Antibiotik diperlukan untuk pengobatan infeksi bakteri tertentu pada anak-anak, dan kami menekankan bahwa temuan kami tidak berarti bahwa penggunaannya harus dihindari sepenuhnya. Orang tua sebaiknya menggunakan antibiotik jika dokter anak meresepkannya dan menganggapnya perlu. Sebaliknya, penelitian kami menunjukkan bahwa penggunaan antibiotik berulang-ulang pada masa kanak-kanak mungkin menandakan disfungsi kekebalan tubuh atau gangguan perkembangan otak, yang mungkin dipengaruhi oleh mikrobioma usus. Bagaimanapun, penting untuk mempertimbangkan apakah anak-anak dapat memperoleh manfaat dari pengobatan untuk memulihkan mikroba usus setelah mengonsumsi antibiotik, sebuah bidang yang sedang kami pelajari secara aktif.
Ketidakseimbangan mikroba lain pada anak-anak yang kemudian didiagnosis menderita gangguan perkembangan saraf adalah berkurangnya Akkermansia muciniphila, bakteri yang memperkuat lapisan usus dan berhubungan dengan neurotransmiter yang penting untuk kesehatan saraf.
Bahkan setelah kami memperhitungkan faktor-faktor yang dapat mempengaruhi komposisi mikroba usus, seperti cara bayi dilahirkan dan menyusui, hubungan antara ketidakseimbangan bakteri dan diagnosis di masa depan tetap ada. Dan ketidakseimbangan ini rata-rata terjadi sebelum diagnosis autisme, ADHD, atau disabilitas intelektual selama 13 hingga 14 tahun, sehingga membantah asumsi bahwa ketidakseimbangan mikroba usus berasal dari pola makan.
Kami menemukan bahwa lipid dan asam empedu berkurang dalam darah tali pusat bayi dengan autisme di masa depan. Senyawa ini memberikan nutrisi bagi bakteri menguntungkan, membantu menjaga keseimbangan kekebalan tubuh, dan mempengaruhi sistem neurotransmitter dan jalur sinyal di otak.

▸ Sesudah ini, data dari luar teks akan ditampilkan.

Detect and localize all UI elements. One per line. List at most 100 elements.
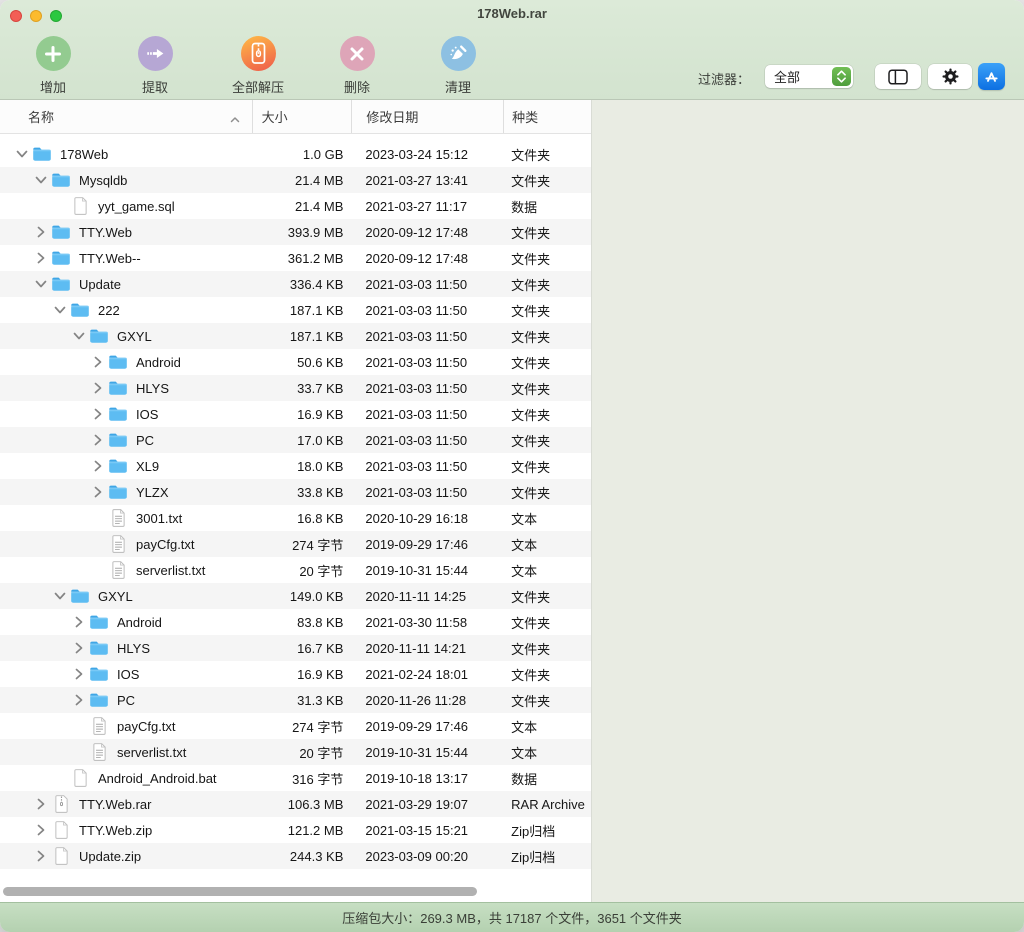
column-header-kind[interactable]: 种类 [503, 100, 591, 133]
table-row[interactable]: Android_Android.bat 316 字节 2019-10-18 13… [0, 765, 591, 791]
table-row[interactable]: PC 17.0 KB 2021-03-03 11:50 文件夹 [0, 427, 591, 453]
item-name: 178Web [60, 147, 108, 162]
disclosure-chevron-icon[interactable] [33, 850, 49, 862]
disclosure-chevron-icon[interactable] [33, 226, 49, 238]
disclosure-chevron-icon[interactable] [71, 330, 87, 342]
item-icon [108, 535, 128, 553]
table-row[interactable]: YLZX 33.8 KB 2021-03-03 11:50 文件夹 [0, 479, 591, 505]
item-name: Update [79, 277, 121, 292]
filter-select[interactable]: 全部 [765, 65, 853, 88]
item-date: 2019-09-29 17:46 [351, 537, 503, 552]
item-date: 2023-03-09 00:20 [351, 849, 503, 864]
item-size: 393.9 MB [252, 225, 352, 240]
add-button[interactable]: 增加 [20, 36, 86, 96]
disclosure-chevron-icon[interactable] [71, 642, 87, 654]
item-kind: 文件夹 [503, 431, 591, 450]
table-row[interactable]: HLYS 16.7 KB 2020-11-11 14:21 文件夹 [0, 635, 591, 661]
table-row[interactable]: XL9 18.0 KB 2021-03-03 11:50 文件夹 [0, 453, 591, 479]
item-icon [89, 665, 109, 683]
table-row[interactable]: IOS 16.9 KB 2021-03-03 11:50 文件夹 [0, 401, 591, 427]
disclosure-chevron-icon[interactable] [90, 460, 106, 472]
settings-button[interactable] [928, 64, 972, 89]
item-size: 21.4 MB [252, 173, 352, 188]
item-icon [108, 509, 128, 527]
table-row[interactable]: serverlist.txt 20 字节 2019-10-31 15:44 文本 [0, 739, 591, 765]
disclosure-chevron-icon[interactable] [90, 486, 106, 498]
disclosure-chevron-icon[interactable] [33, 174, 49, 186]
item-size: 16.7 KB [252, 641, 352, 656]
disclosure-chevron-icon[interactable] [90, 356, 106, 368]
disclosure-chevron-icon[interactable] [14, 148, 30, 160]
table-row[interactable]: Android 83.8 KB 2021-03-30 11:58 文件夹 [0, 609, 591, 635]
tree-indent [14, 596, 52, 597]
delete-button[interactable]: 删除 [324, 36, 390, 96]
table-row[interactable]: GXYL 149.0 KB 2020-11-11 14:25 文件夹 [0, 583, 591, 609]
item-name: IOS [117, 667, 139, 682]
item-date: 2021-03-03 11:50 [351, 329, 503, 344]
table-row[interactable]: TTY.Web 393.9 MB 2020-09-12 17:48 文件夹 [0, 219, 591, 245]
disclosure-chevron-icon[interactable] [33, 824, 49, 836]
item-name: 222 [98, 303, 120, 318]
item-kind: 文本 [503, 509, 591, 528]
table-row[interactable]: 178Web 1.0 GB 2023-03-24 15:12 文件夹 [0, 141, 591, 167]
tree-indent [14, 752, 71, 753]
clean-button[interactable]: 清理 [425, 36, 491, 96]
extract-button[interactable]: 提取 [122, 36, 188, 96]
table-row[interactable]: GXYL 187.1 KB 2021-03-03 11:50 文件夹 [0, 323, 591, 349]
item-kind: 文件夹 [503, 587, 591, 606]
item-icon [89, 327, 109, 345]
table-row[interactable]: HLYS 33.7 KB 2021-03-03 11:50 文件夹 [0, 375, 591, 401]
table-row[interactable]: Update 336.4 KB 2021-03-03 11:50 文件夹 [0, 271, 591, 297]
item-kind: 文件夹 [503, 483, 591, 502]
table-row[interactable]: PC 31.3 KB 2020-11-26 11:28 文件夹 [0, 687, 591, 713]
item-kind: 文件夹 [503, 249, 591, 268]
disclosure-chevron-icon[interactable] [52, 304, 68, 316]
item-kind: 文件夹 [503, 639, 591, 658]
table-row[interactable]: Update.zip 244.3 KB 2023-03-09 00:20 Zip… [0, 843, 591, 869]
table-row[interactable]: TTY.Web-- 361.2 MB 2020-09-12 17:48 文件夹 [0, 245, 591, 271]
disclosure-chevron-icon[interactable] [71, 616, 87, 628]
item-name: payCfg.txt [136, 537, 195, 552]
disclosure-chevron-icon[interactable] [71, 668, 87, 680]
column-header-size[interactable]: 大小 [252, 100, 352, 133]
table-row[interactable]: TTY.Web.zip 121.2 MB 2021-03-15 15:21 Zi… [0, 817, 591, 843]
extract-all-button[interactable]: 全部解压 [213, 36, 303, 96]
horizontal-scrollbar[interactable] [3, 887, 477, 896]
table-row[interactable]: IOS 16.9 KB 2021-02-24 18:01 文件夹 [0, 661, 591, 687]
item-icon [108, 457, 128, 475]
item-date: 2021-03-03 11:50 [351, 407, 503, 422]
table-row[interactable]: serverlist.txt 20 字节 2019-10-31 15:44 文本 [0, 557, 591, 583]
disclosure-chevron-icon[interactable] [33, 798, 49, 810]
table-row[interactable]: TTY.Web.rar 106.3 MB 2021-03-29 19:07 RA… [0, 791, 591, 817]
item-icon [108, 379, 128, 397]
table-row[interactable]: yyt_game.sql 21.4 MB 2021-03-27 11:17 数据 [0, 193, 591, 219]
table-row[interactable]: 222 187.1 KB 2021-03-03 11:50 文件夹 [0, 297, 591, 323]
item-date: 2020-11-26 11:28 [351, 693, 503, 708]
item-icon [70, 301, 90, 319]
disclosure-chevron-icon[interactable] [90, 434, 106, 446]
table-row[interactable]: payCfg.txt 274 字节 2019-09-29 17:46 文本 [0, 531, 591, 557]
item-icon [51, 223, 71, 241]
item-name: PC [117, 693, 135, 708]
disclosure-chevron-icon[interactable] [33, 252, 49, 264]
table-row[interactable]: payCfg.txt 274 字节 2019-09-29 17:46 文本 [0, 713, 591, 739]
toggle-sidebar-button[interactable] [875, 64, 921, 89]
table-row[interactable]: Android 50.6 KB 2021-03-03 11:50 文件夹 [0, 349, 591, 375]
disclosure-chevron-icon[interactable] [90, 382, 106, 394]
gear-icon [942, 68, 959, 85]
item-date: 2019-10-31 15:44 [351, 563, 503, 578]
disclosure-chevron-icon[interactable] [52, 590, 68, 602]
column-header-date[interactable]: 修改日期 [351, 100, 503, 133]
disclosure-chevron-icon[interactable] [71, 694, 87, 706]
table-row[interactable]: Mysqldb 21.4 MB 2021-03-27 13:41 文件夹 [0, 167, 591, 193]
item-kind: 文件夹 [503, 171, 591, 190]
delete-label: 删除 [324, 77, 390, 96]
disclosure-chevron-icon[interactable] [33, 278, 49, 290]
appstore-button[interactable] [978, 63, 1005, 90]
item-size: 244.3 KB [252, 849, 352, 864]
table-row[interactable]: 3001.txt 16.8 KB 2020-10-29 16:18 文本 [0, 505, 591, 531]
disclosure-chevron-icon[interactable] [90, 408, 106, 420]
tree-indent [14, 804, 33, 805]
column-header-name[interactable]: 名称 [0, 100, 252, 133]
delete-icon [340, 36, 375, 71]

Skrining mikrobioma pada kunjungan anak sehat
Skrining mikrobioma bukanlah praktik umum pada kunjungan anak sehat. Namun temuan kami menunjukkan bahwa mengungkap ketidakseimbangan bakteri menguntungkan dan berbahaya, khususnya selama periode kritis perkembangan anak usia dini, dapat memberikan wawasan penting bagi dokter dan keluarga.
Masih banyak jalan yang harus ditempuh sebelum pemeriksaan tersebut menjadi bagian standar perawatan anak. Para peneliti masih memerlukan metode yang tervalidasi untuk menganalisis dan menafsirkan data mikrobioma di klinik. Juga tidak jelas bagaimana perbedaan bakteri berubah dari waktu ke waktu pada anak-anak di seluruh dunia—tidak hanya bakteri mana yang ada atau tidak, namun juga bagaimana bakteri tersebut dapat membentuk respon imun dan metabolisme. Namun temuan kami menegaskan kembali semakin banyak bukti bahwa mikrobioma usus awal memainkan peran penting dalam membentuk perkembangan saraf.